KVX-053 inhibits S1SP-Induced pulmonary overexpression of PTP4A3. Lung sections of control mice or mice instilled with S1SP and treated with KVX-053 (10 mg/kg i.p./day) or vehicle were stained for PTP4A3. Control mice, instilled with saline, displayed a barely noticeable expression of PTP4A3 in the vascular endothelium. Conversely, S1SP-instilled mice exhibited increased expression of the phosphatase in the lung vascular endothelium, the alveoli, the bronchial epithelium and the lung interstitium, saturated with inflammatory cells (Fig. 6). KVX-053 blocked the overexpression of PTP4A3 throughout the lung sections.
KVX-053 protects against S1SP-induced lung dysfunction. Changes in lung mechanics were analyzed 72 h after S1SP-instillation. Transgenic mice, instilled with S1SP showed a downward shift in PV loops (Fig.7A), as well as significantly reduced Crs and Cst (Fig. 7B). Total Rrs, Ers, G, and Rn increased in S1SP- instilled mice both at baseline and in response to methacholine (Fig. 7C). Treatment with KXV-053 restored all parameters to physiological levels.
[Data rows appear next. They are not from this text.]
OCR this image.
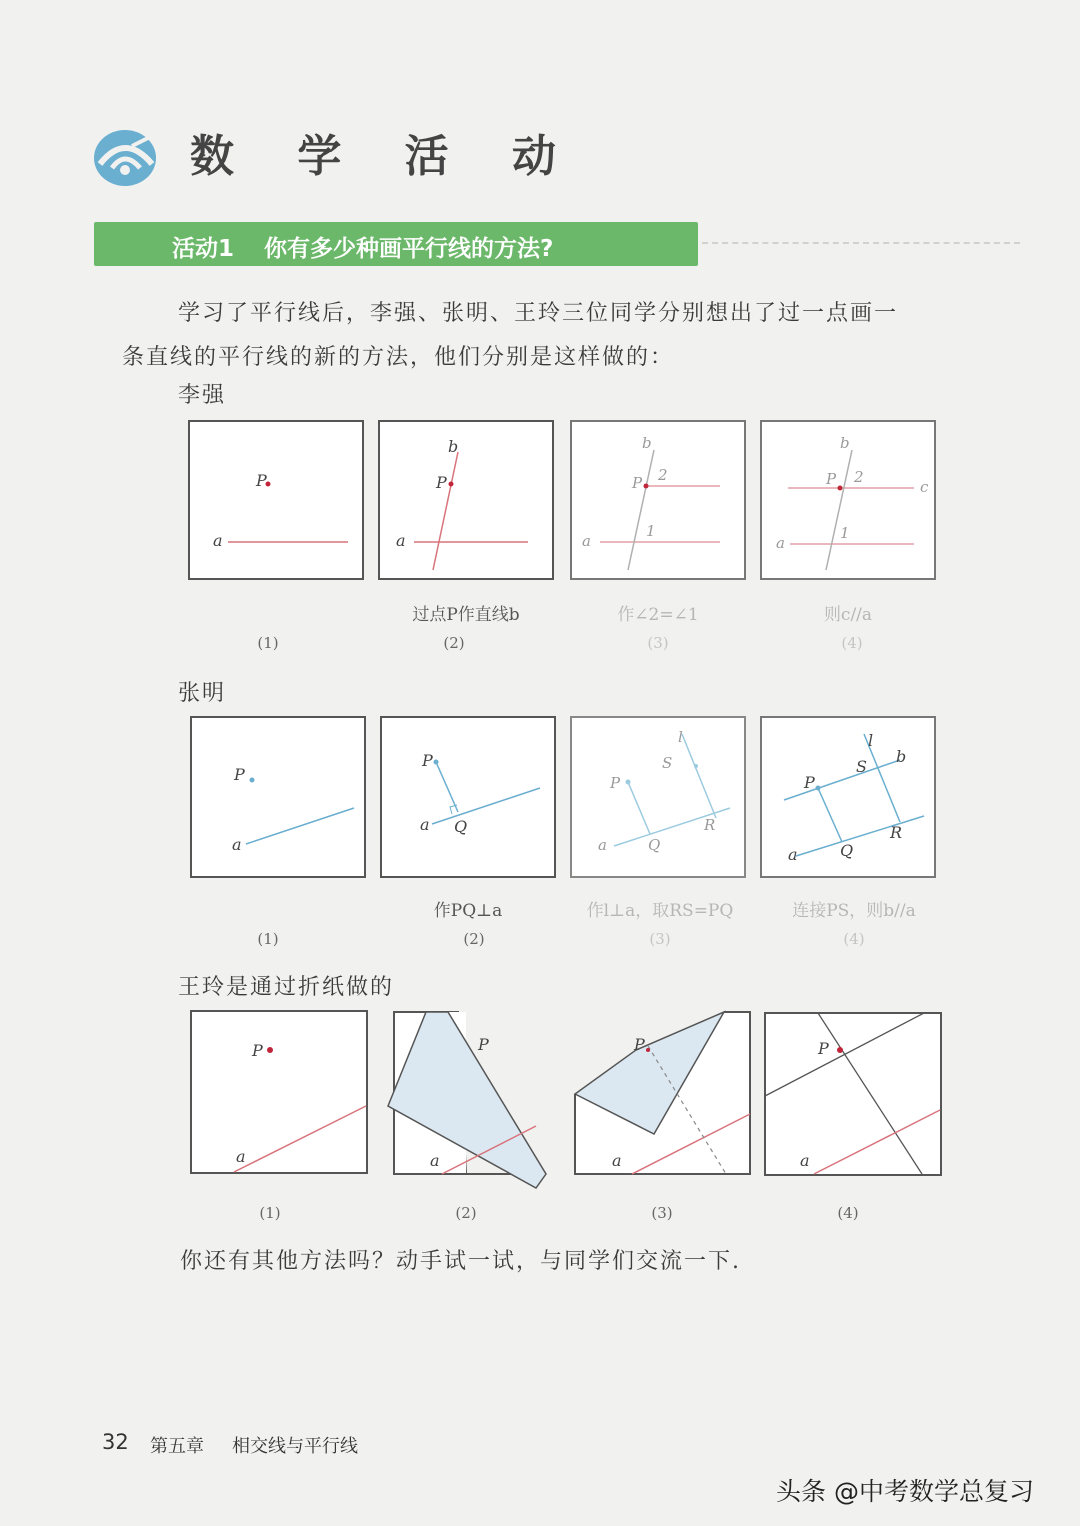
数 学 活 动
活动1 你有多少种画平行线的方法?
学习了平行线后，李强、张明、王玲三位同学分别想出了过一点画一
条直线的平行线的新的方法，他们分别是这样做的：
李强
P
a
P
a
b
P
a
b
2
1
P
a
b
c
2
1
过点P作直线b	作∠2=∠1	则c//a
(1)	(2)	(3)	(4)
张明
P
a
P
a Q
P
a	Q
S
R
l
P
a	Q
S
R
l
b
作PQ⊥a	作l⊥a，取RS=PQ	连接PS，则b//a
(1)	(2)	(3)	(4)
王玲是通过折纸做的
P
a
P
a
P
a
P
a
(1)	(2)	(3)	(4)
你还有其他方法吗？动手试一试，与同学们交流一下.
32 第五章 相交线与平行线
头条 @中考数学总复习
Along with pathological changes in the respiratory system, induced by intratracheal instillation of SARS-CoV-2 S1SP, we observed signs of systemic inflammation. The decline in body weight, observed in our previous study [1], was significantly improved within 48 h after KVX-053 administration (Fig. 8A). The inflammatory cytokines IL-1β, IFNγ, TNFα and interferon gamma-induced protein 10 (IP-10) were increased in blood serum of S1SP-instilled K18-hACE2 mice (Fig. 8B). Animals, instilled with spike protein and treated with PTP4A3 inhibitor KVX-053 (10 mg/kg i.p./day) exhibited lower levels of serum cytokines compared S1SP-instilled mice treated with vehicle.
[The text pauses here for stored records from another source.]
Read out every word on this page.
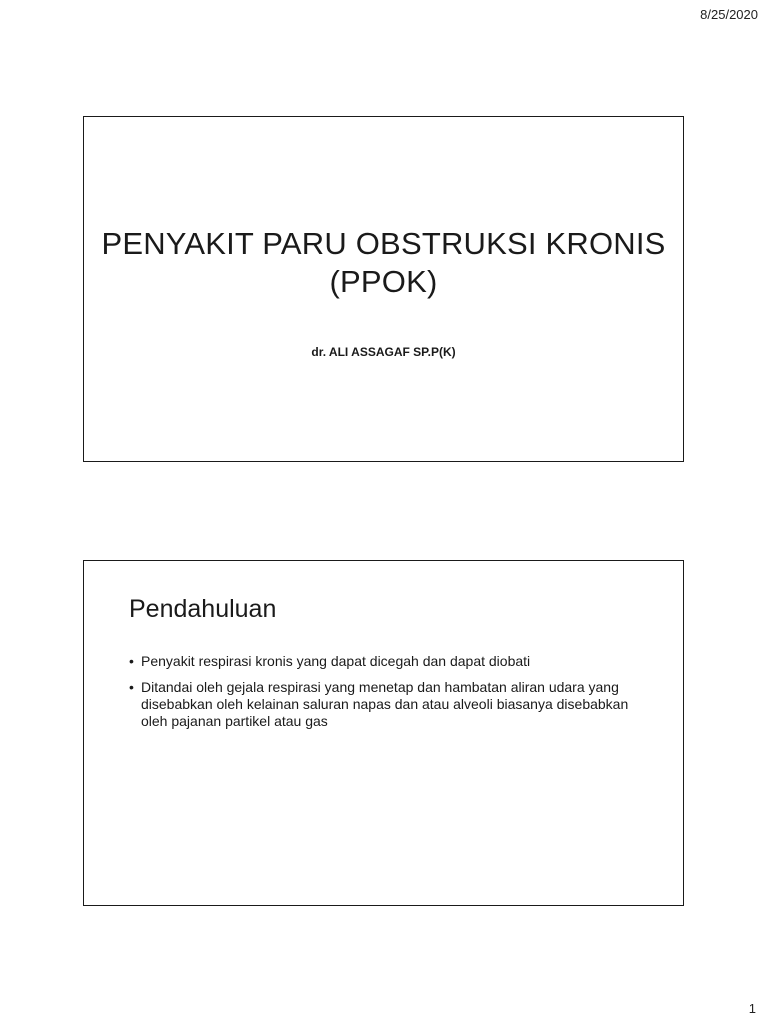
8/25/2020
PENYAKIT PARU OBSTRUKSI KRONIS
(PPOK)
dr. ALI ASSAGAF SP.P(K)
Pendahuluan
• Penyakit respirasi kronis yang dapat dicegah dan dapat diobati
• Ditandai oleh gejala respirasi yang menetap dan hambatan aliran udara yang disebabkan oleh kelainan saluran napas dan atau alveoli biasanya disebabkan oleh pajanan partikel atau gas
1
KVX-053 pretreatment ameliorates Spike Protein-induced Pulmonary Microvascular Endothelial Barrier Disfunction. HLMVECs were seeded on gold electrode arrays connected to the ECIS instrument. Cells were then exposed to 10 nM S1SP in either pre-treatment or post-treatment assays with KVX-053. KVX-053 (12.5 µM) administered 2 hours before S1SP exposure or 5 h after, prevented and repaired S1SP-induced endothelial dysfunction and barrier hyperpermeability (Fig. 9A-B). This was associated with KVX-053-mediated attenuation of S1SP-induced activation of inflammatory pathways STAT3 and AKT in HLMVEC (Fig 9C).
Endothelial cells were seeded onto glass slides and allowed to grow for 96 h until >90% confluence was reached. They were then pretreated with KVX-053 (12.5 µM) or vehicle (10% DMSO) for 2 h and then exposed for 4 h to 0.01% DMSO (control) or 10 μM of S1SP. The cells were then fixed with paraformaldehyde, permeabilized and stained with VE-cadherin antibody, followed by F-Actin and DAPI counterstaining. S1SP profoundly reduced cortical VE-cadherin staining and disrupted the integrity of the cell monolayer. KVX-053 protected the vascular endothelium and preserved the expression of VE-cadherin (Fig. 10). Importantly, KVX-053 preserved multiple focal structures between cells, that are responsible for the maintenance of normal transendothelial electrical resistance, as shown above (Fig.9).